Avec ses propos sans nuances (“l'islamo-gauchisme gangrène la société toute entière, il y a donc aucune raison pour qu’il ne gangrène pas l’université” SIC), la ministre de la Recherche a choqué une écrasante majorité des universitaires. Pourquoi ? Parce qu’elle a littéralement piétiné la prudence scientifique qu’elle incarne et qu’elle est supposée défendre. Elle a en quelque sorte clos ce débat avant même d’avoir pris le temps d’en évaluer la pertinence et le sérieux.

En fait, l’université est de tous temps habituée aux controverses qui sont plutôt un signe de bonne santé.

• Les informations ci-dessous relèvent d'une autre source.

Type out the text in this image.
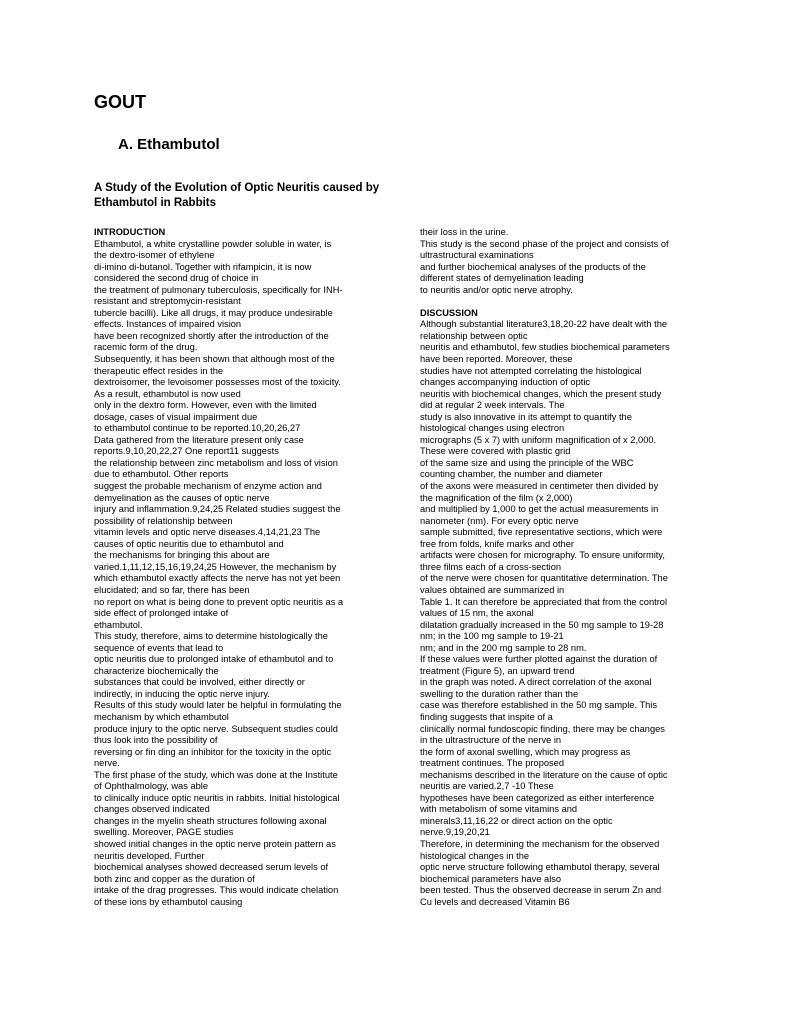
GOUT
A. Ethambutol
A Study of the Evolution of Optic Neuritis caused by
Ethambutol in Rabbits
INTRODUCTION
Ethambutol, a white crystalline powder soluble in water, is
the dextro-isomer of ethylene
di-imino di-butanol. Together with rifampicin, it is now
considered the second drug of choice in
the treatment of pulmonary tuberculosis, specifically for INH-
resistant and streptomycin-resistant
tubercle bacilli). Like all drugs, it may produce undesirable
effects. Instances of impaired vision
have been recognized shortly after the introduction of the
racemic form of the drug.
Subsequently, it has been shown that although most of the
therapeutic effect resides in the
dextroisomer, the levoisomer possesses most of the toxicity.
As a result, ethambutol is now used
only in the dextro form. However, even with the limited
dosage, cases of visual impairment due
to ethambutol continue to be reported.10,20,26,27
Data gathered from the literature present only case
reports.9,10,20,22,27 One report11 suggests
the relationship between zinc metabolism and loss of vision
due to ethambutol. Other reports
suggest the probable mechanism of enzyme action and
demyelination as the causes of optic nerve
injury and inflammation.9,24,25 Related studies suggest the
possibility of relationship between
vitamin levels and optic nerve diseases.4,14,21,23 The
causes of optic neuritis due to ethambutol and
the mechanisms for bringing this about are
varied.1,11,12,15,16,19,24,25 However, the mechanism by
which ethambutol exactly affects the nerve has not yet been
elucidated; and so far, there has been
no report on what is being done to prevent optic neuritis as a
side effect of prolonged intake of
ethambutol.
This study, therefore, aims to determine histologically the
sequence of events that lead to
optic neuritis due to prolonged intake of ethambutol and to
characterize biochemically the
substances that could be involved, either directly or
indirectly, in inducing the optic nerve injury.
Results of this study would later be helpful in formulating the
mechanism by which ethambutol
produce injury to the optic nerve. Subsequent studies could
thus look into the possibility of
reversing or fin ding an inhibitor for the toxicity in the optic
nerve.
The first phase of the study, which was done at the Institute
of Ophthalmology, was able
to clinically induce optic neuritis in rabbits. Initial histological
changes observed indicated
changes in the myelin sheath structures following axonal
swelling. Moreover, PAGE studies
showed initial changes in the optic nerve protein pattern as
neuritis developed. Further
biochemical analyses showed decreased serum levels of
both zinc and copper as the duration of
intake of the drag progresses. This would indicate chelation
of these ions by ethambutol causing
their loss in the urine.
This study is the second phase of the project and consists of
ultrastructural examinations
and further biochemical analyses of the products of the
different states of demyelination leading
to neuritis and/or optic nerve atrophy.
DISCUSSION
Although substantial literature3,18,20-22 have dealt with the
relationship between optic
neuritis and ethambutol, few studies biochemical parameters
have been reported. Moreover, these
studies have not attempted correlating the histological
changes accompanying induction of optic
neuritis with biochemical changes, which the present study
did at regular 2 week intervals. The
study is also innovative in its attempt to quantify the
histological changes using electron
micrographs (5 x 7) with uniform magnification of x 2,000.
These were covered with plastic grid
of the same size and using the principle of the WBC
counting chamber, the number and diameter
of the axons were measured in centimeter then divided by
the magnification of the film (x 2,000)
and multiplied by 1,000 to get the actual measurements in
nanometer (nm). For every optic nerve
sample submitted, five representative sections, which were
free from folds, knife marks and other
artifacts were chosen for micrography. To ensure uniformity,
three films each of a cross-section
of the nerve were chosen for quantitative determination. The
values obtained are summarized in
Table 1. It can therefore be appreciated that from the control
values of 15 nm, the axonal
dilatation gradually increased in the 50 mg sample to 19-28
nm; in the 100 mg sample to 19-21
nm; and in the 200 mg sample to 28 nm.
If these values were further plotted against the duration of
treatment (Figure 5), an upward trend
in the graph was noted. A direct correlation of the axonal
swelling to the duration rather than the
case was therefore established in the 50 mg sample. This
finding suggests that inspite of a
clinically normal fundoscopic finding, there may be changes
in the ultrastructure of the nerve in
the form of axonal swelling, which may progress as
treatment continues. The proposed
mechanisms described in the literature on the cause of optic
neuritis are varied.2,7 -10 These
hypotheses have been categorized as either interference
with metabolism of some vitamins and
minerals3,11,16,22 or direct action on the optic
nerve.9,19,20,21
Therefore, in determining the mechanism for the observed
histological changes in the
optic nerve structure following ethambutol therapy, several
biochemical parameters have also
been tested. Thus the observed decrease in serum Zn and
Cu levels and decreased Vitamin B6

Mais, depuis toujours, elle est habituée à les régler en son sein et donc sans laisser le pouvoir politique s’ingérer dans le champ scientifique. Il était donc parfaitement incongru que quelques universitaires, se sachant par ailleurs tout à fait minoritaires, réclament une intervention gouvernementale pour trancher un différend académique. Dans ces deux débats, le gouvernement ne peut donc s’appuyer que sur une toute petite frange des intellectuels. Il est très largement désavoué aussi bien sur le terrain du séparatisme, qui vise les musulmans, que sur celui de l’islamo-gauchisme qui vise les non-musulmans qui refusent de s’associer à ces accusations de séparatisme. C’est là en quelque sorte une excellente nouvelle.

Une autre bonne nouvelle est venue d’un sondage récent qui a montré qu’une large majorité des lycéennes de France ne se reconnaissait pas dans cette vision “excluante” et de fait “anti-musulmane” de la laïcité “à la française”. Le problème est que cette minorité d’universitaires criminalisant ceux qu’ils nomment les “islamo-gauchistes” reçoit un bruyant soutien de 80 % des médias et de la classe politique, qui sont aujourd’hui de toute évidence tombés dans l’escarcelle de l’extrême-droite.


Comment expliquez-vous cette convergence qui fait que le gouvernement accuse à la fois les universitaires d’islamo-gauchisme et les musulmans de séparatisme ?

Encore une fois, ces attaques ne servent qu’à flatter le populisme des électeurs d’extrême-droite. Or, outre ce puissant ressentiment anti-musulman, qui plante ses racines dans l’histoire coloniale de la France, il existe également dans le pays un vieil “anti-intellectualisme” que cette attaque lancée par le gouvernement contre une majorité des universitaires semble vouloir également satisfaire.